August 13, 2020
U.S. unemployment claims declined to 963,000 last week, marking the first time applications for initial jobless benefits dipped below the one million level since the COVID-19 pandemic arrived in March, the Labor Department reported Thursday. California recorded the largest drop in new claims for the week ending August 1, when the Golden State experienced a decrease of -22,610.
Claims filings declined nationally for the second straight week, from 1.2 million the previous week.
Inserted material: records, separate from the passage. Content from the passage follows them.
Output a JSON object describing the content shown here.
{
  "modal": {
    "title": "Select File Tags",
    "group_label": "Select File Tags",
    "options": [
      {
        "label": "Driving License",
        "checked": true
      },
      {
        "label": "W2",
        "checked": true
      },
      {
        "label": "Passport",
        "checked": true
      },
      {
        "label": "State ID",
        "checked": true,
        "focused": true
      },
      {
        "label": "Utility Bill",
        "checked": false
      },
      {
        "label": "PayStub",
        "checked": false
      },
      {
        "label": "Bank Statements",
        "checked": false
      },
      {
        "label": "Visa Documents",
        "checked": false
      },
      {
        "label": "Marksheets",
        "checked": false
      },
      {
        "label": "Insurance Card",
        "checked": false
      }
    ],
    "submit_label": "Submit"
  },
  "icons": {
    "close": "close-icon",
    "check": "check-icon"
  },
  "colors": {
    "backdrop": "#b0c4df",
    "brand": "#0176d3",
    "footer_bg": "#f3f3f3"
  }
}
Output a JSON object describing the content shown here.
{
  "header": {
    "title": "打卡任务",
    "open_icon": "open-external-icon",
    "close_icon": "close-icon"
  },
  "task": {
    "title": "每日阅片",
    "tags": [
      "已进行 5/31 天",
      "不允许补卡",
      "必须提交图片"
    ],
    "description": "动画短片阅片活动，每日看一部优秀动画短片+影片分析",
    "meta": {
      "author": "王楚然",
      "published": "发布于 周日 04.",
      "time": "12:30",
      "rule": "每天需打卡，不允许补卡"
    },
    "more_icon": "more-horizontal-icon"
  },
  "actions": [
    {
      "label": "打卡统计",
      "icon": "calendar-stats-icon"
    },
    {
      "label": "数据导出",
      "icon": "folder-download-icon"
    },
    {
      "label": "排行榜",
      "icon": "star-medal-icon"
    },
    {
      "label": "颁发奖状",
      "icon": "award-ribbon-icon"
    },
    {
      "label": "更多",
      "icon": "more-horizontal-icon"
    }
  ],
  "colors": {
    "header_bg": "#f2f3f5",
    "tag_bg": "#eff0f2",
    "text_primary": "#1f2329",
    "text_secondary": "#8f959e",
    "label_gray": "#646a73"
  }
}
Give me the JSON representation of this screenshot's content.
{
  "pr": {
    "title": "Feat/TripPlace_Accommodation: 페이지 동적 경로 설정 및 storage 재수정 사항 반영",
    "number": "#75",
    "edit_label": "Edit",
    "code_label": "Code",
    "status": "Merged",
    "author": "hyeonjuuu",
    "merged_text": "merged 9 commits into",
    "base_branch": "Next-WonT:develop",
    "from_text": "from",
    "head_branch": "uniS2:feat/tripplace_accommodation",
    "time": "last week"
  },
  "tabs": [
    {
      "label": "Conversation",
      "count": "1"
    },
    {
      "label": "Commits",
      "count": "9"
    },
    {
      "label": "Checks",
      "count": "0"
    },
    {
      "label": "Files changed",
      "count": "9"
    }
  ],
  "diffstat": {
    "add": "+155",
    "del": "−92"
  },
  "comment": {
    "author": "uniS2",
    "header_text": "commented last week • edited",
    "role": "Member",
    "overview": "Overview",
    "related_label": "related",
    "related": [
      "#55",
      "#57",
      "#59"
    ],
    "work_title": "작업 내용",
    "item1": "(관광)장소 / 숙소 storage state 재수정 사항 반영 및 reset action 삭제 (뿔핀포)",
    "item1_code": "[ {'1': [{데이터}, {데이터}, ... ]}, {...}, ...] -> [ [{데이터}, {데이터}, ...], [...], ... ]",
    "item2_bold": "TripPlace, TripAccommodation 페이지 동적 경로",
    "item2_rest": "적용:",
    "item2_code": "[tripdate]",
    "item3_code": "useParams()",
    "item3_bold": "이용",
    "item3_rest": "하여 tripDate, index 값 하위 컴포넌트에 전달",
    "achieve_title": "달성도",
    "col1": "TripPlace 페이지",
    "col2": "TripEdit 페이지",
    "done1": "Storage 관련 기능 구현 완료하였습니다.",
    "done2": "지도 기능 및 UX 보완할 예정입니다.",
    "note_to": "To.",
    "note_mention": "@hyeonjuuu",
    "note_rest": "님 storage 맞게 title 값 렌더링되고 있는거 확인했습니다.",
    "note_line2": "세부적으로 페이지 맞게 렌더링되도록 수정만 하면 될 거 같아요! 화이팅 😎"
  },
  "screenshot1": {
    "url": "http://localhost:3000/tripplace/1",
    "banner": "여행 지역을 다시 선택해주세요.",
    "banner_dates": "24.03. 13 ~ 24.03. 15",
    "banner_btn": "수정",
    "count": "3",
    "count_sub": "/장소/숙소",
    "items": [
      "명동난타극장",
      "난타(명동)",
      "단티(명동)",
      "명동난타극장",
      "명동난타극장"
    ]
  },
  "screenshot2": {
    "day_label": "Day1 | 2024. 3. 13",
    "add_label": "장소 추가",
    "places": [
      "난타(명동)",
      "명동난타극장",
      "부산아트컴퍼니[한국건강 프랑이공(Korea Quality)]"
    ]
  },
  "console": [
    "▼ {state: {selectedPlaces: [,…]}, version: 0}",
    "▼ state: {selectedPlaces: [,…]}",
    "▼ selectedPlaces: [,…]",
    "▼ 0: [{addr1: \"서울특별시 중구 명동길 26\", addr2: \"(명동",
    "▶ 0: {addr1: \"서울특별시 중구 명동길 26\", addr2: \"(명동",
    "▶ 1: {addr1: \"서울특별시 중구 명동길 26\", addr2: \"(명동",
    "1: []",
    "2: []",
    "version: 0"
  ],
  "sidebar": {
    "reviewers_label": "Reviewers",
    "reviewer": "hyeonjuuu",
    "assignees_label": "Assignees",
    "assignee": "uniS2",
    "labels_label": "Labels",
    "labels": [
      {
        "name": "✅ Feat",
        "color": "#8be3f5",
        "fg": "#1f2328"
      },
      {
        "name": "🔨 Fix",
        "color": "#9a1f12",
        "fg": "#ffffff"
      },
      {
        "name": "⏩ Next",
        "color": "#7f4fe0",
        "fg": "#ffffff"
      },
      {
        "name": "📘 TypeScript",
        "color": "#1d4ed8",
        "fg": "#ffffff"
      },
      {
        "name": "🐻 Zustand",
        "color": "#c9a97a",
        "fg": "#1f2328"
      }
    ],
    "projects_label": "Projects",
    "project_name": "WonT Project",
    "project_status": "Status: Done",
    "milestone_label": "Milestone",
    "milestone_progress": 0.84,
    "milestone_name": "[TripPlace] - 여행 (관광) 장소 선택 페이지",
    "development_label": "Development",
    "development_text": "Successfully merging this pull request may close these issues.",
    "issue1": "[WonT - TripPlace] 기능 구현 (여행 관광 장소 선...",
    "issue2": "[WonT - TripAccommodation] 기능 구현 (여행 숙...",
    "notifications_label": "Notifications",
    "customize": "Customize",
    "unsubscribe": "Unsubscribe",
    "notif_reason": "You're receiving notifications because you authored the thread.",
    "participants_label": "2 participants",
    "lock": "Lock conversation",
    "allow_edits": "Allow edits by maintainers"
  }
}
Worker applications for jobless aid have significantly dropped from March’s peak of nearly seven million.
Overall, fewer people are collecting unemployment, a sign that some employers are hiring and causing economists to interpret the improvement to mean the labor-market recovery is continuing to advance. The total declined last week to 15.5 million, from 16.1 million the previous week.
The advance seasonally adjusted insured unemployment rate was 10.6% for the week ending August 1, a decrease of 0.4 percentage point from the previous week’s unrevised rate.
The highest insured unemployment rates in the week ending July 25 were in Nevada (23.6), Hawaii (21.1), Puerto Rico (19.1), Louisiana (17.3), New York (16.5), California (16.0), Connecticut (15.3), Georgia (14.4), Massachusetts (14.3), and Rhode Island (12.7).